The district said in an emailed statement to Mississippi Today that it considered advice from medical professionals in developing its protocols for the school year and received inconsistent medical guidance and “different viewpoints.”

But when asked which medical professionals provided guidance that differs from recommendations by the Mississippi State Department of Health and other major medical groups in the state, district officials wouldn’t name them. Superintendent Cory Uselton referred the question to school board attorney Jim Keith. 

Keith said the district took into consideration input from community members via its dedicated COVID-19 email address. Some of that input was from doctors and other health care professionals in the community, he said. 

“(Some of those doctors) don’t want to be on the forefront, they just simply provided their input and said, ‘School district, you make the decision,’” Keith said. 

This year, Gov. Tate Reeves did not issue a mask mandate in schools as he did last year. This meant the decision, which has become a contentious political hot potato, was tossed into the laps of superintendents and school board members.

Gartrell, along with fellow parents and St. Jude physicians Drs. Matthew Rees and Michael McNeil, also want to know who these medical professionals are. 

“The pediatrics community in northern Mississippi has a unified voice on this (masking). This is what works: wearing masks when you can’t be socially distanced and getting vaccinated if you’re able,” said McNeil, a pediatrician and pediatric hematology-oncology fellow at St. Jude. “The district keeps saying, ‘There are a lot of opinions on both sides,’ but what we are recommending is based on evidence. That is not opinion.”
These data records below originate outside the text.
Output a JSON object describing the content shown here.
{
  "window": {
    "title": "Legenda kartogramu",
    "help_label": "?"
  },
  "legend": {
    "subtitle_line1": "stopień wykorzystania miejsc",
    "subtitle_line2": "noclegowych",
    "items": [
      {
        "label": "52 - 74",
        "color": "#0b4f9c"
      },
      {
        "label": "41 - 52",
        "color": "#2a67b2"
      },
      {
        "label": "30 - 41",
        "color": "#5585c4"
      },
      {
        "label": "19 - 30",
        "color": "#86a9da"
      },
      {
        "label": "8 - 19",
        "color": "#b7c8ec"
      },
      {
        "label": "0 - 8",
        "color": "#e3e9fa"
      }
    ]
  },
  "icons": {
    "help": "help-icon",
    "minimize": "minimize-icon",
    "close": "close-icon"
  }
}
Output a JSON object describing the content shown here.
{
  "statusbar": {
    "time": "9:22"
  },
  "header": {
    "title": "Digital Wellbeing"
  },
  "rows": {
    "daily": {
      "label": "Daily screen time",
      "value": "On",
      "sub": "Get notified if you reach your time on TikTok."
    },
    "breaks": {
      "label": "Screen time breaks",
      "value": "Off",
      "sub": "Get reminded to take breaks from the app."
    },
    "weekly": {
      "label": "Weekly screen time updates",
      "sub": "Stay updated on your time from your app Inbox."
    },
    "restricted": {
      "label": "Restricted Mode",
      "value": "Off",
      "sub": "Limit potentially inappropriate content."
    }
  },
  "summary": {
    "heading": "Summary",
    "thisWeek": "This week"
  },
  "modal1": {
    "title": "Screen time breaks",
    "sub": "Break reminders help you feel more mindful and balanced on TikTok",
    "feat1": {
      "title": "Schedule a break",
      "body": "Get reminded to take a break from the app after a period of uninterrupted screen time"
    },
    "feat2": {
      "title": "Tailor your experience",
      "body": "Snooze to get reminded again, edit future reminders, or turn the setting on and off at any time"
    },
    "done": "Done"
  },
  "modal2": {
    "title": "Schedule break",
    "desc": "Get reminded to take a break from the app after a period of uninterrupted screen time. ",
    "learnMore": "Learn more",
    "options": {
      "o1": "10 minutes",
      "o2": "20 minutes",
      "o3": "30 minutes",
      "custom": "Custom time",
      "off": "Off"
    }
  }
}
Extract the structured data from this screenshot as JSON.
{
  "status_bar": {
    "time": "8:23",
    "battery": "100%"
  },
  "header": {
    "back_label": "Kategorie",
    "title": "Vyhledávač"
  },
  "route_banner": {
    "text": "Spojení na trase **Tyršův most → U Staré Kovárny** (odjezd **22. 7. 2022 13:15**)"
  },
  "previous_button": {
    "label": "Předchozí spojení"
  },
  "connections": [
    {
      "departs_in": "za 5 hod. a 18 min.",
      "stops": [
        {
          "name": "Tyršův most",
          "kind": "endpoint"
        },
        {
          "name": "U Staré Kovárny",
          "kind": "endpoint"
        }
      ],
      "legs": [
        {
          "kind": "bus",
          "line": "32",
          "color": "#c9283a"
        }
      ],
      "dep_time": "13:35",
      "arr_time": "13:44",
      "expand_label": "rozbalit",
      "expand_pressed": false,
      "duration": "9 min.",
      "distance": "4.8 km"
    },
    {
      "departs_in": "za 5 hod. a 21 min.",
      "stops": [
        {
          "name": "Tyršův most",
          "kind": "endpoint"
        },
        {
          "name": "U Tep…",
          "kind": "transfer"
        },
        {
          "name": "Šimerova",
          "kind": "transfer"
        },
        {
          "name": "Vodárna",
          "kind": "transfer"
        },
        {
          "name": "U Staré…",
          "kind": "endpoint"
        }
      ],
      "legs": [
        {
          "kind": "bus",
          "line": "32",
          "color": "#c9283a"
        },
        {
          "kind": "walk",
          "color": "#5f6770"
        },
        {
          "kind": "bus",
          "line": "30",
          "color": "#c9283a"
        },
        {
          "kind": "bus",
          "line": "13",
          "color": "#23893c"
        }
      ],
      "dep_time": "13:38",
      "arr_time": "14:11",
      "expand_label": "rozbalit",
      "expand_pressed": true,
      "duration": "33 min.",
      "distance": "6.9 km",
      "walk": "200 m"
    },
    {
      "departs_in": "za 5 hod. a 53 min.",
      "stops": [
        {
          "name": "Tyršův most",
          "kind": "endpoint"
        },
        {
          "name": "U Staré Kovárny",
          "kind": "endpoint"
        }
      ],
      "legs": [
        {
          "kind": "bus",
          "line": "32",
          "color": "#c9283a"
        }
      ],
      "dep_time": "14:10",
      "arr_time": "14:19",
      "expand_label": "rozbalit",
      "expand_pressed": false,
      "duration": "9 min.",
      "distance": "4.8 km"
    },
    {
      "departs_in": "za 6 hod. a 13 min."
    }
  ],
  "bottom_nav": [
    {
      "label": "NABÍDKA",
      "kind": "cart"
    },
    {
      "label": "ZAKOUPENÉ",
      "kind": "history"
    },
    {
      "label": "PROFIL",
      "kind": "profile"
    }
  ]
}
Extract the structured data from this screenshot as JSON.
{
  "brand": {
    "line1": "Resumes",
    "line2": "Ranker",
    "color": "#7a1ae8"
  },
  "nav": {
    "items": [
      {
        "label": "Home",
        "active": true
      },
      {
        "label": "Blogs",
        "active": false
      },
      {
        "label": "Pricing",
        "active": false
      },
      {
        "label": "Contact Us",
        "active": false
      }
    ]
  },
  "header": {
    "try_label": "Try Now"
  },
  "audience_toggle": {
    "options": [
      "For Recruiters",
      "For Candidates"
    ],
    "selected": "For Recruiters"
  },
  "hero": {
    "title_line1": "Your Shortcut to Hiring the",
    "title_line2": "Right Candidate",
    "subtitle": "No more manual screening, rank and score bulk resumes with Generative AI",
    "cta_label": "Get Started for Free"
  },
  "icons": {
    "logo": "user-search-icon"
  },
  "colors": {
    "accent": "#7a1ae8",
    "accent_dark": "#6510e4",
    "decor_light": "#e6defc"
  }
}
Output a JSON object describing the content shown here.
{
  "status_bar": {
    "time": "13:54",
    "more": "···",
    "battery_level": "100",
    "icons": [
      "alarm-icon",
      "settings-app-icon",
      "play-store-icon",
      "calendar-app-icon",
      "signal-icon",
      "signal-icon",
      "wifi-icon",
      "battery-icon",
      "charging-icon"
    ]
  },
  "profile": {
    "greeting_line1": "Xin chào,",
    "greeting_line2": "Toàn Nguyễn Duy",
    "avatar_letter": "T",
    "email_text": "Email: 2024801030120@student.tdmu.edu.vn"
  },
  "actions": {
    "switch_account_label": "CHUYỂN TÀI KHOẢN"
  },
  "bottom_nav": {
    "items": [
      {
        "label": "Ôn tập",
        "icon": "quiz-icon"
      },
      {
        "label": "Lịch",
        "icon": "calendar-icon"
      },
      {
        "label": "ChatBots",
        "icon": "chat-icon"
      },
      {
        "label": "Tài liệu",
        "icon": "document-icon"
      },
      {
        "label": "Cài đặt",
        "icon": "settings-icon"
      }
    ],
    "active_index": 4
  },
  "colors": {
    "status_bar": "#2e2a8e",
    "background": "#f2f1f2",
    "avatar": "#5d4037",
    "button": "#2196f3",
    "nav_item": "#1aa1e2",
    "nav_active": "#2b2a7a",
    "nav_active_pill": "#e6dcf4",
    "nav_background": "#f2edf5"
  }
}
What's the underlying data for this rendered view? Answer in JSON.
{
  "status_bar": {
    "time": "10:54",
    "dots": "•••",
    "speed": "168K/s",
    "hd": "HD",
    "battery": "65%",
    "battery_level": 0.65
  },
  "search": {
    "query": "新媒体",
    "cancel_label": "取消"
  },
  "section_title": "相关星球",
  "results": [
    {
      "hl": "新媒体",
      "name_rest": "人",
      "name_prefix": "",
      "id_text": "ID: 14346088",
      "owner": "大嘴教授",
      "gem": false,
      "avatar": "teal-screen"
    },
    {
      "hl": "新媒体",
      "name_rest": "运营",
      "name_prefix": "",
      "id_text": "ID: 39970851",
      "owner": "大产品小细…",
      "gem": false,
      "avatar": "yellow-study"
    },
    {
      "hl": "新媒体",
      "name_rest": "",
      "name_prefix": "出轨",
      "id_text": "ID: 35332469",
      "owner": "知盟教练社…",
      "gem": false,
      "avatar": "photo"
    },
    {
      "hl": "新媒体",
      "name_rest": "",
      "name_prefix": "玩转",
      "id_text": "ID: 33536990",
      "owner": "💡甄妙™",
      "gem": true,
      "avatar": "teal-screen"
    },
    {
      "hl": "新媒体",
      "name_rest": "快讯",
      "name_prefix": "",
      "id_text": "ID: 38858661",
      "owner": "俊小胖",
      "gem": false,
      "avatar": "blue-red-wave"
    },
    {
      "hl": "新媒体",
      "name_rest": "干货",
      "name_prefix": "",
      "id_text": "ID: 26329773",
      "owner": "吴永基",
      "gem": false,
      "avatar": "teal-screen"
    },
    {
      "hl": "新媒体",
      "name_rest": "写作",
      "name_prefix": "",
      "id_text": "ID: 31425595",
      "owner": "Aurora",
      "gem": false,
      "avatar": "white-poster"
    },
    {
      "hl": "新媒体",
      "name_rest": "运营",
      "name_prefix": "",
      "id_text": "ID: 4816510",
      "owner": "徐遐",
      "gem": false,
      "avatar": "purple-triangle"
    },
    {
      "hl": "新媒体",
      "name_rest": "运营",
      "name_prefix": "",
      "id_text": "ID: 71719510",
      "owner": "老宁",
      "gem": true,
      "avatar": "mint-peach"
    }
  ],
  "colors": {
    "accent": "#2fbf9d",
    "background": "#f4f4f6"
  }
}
Dr. Desh Sidhu, a pediatrician and a board member of the state’s pediatrician association, has been practicing in the DeSoto County area for more than 40 years. He says he has tried repeatedly to talk to the superintendent and other district officials to no avail. 

He even offered to provide vaccinations for eligible students in the schools. 

“All the district would need to do is get permission from the parents and we will take care of everything else — the logistics, the paperwork, the staff, everything,” Sidhu said. “But we have just met a dead end.”

The district said it has held no vaccination drives or events to date.